Right from the start, a road can be subject to certain external influences that will cause extra wear and damage. These include the following:
• Conditions of use. Excessive driving speeds or vehicle weight, particularly in humid conditions or during thaw, as well as dense traffic, inevitably lead to excessive wear of the surface course and the formation of potholes, cracks, and similar evidence of damage; crushing and subsidence of the road body, verges, and drainage installations; and pollution. Mechanical clearance of snow from the road results in cracking of the surface course and damage to the verges, not to mention the harm caused by road salt.
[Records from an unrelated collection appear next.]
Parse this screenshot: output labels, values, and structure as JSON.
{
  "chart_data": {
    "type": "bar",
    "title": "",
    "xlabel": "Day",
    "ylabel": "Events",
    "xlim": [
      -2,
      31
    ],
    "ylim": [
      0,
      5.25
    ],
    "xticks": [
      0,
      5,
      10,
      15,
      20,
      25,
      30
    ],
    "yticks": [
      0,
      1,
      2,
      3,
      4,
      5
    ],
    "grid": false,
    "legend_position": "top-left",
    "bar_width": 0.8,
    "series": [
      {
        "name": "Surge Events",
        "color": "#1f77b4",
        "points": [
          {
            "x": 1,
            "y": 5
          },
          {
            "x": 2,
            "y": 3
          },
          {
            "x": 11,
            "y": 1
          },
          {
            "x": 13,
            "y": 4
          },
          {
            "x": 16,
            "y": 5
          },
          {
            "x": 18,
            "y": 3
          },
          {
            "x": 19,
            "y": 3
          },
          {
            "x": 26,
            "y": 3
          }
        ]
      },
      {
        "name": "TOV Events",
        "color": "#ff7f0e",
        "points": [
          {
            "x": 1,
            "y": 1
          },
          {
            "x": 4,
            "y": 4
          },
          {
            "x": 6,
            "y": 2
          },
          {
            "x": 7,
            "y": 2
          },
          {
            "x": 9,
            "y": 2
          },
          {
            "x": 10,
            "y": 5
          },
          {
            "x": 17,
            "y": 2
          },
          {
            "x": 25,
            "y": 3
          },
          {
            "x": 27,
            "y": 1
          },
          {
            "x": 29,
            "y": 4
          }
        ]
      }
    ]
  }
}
Timber harvesting causes abrasion wear and compaction, and agricultural use leads to pollution from dung and urine (livestock) and from soil material (farming).
• Climate. Precipitation and melting snow cause erosion, leaching, landslips, and drip damage. Frost and dew cause cracks, whereas strong sunshine, wind, and heat result in a loss of fine matter and of binding materials.
• Vegetation. The fall of leaves and pine needles pollutes the road surface, and vegetation grows from cracks in the road and from drainage installations. Trees and bushes reduce the profile and the visibility and cause drip damage.
• Civil engineering defects. Faulty or inappropriate drainage installations increase the risk of erosion, whereas insufficient bearing capacity increases the likelihood of subsidence and of damage by vehicles.
• Natural aging. All construction materials are subject to natural aging, which leads to thinning of the surface course, segregation, aging of the concrete, and the structural disintegration of the bearing and surface courses.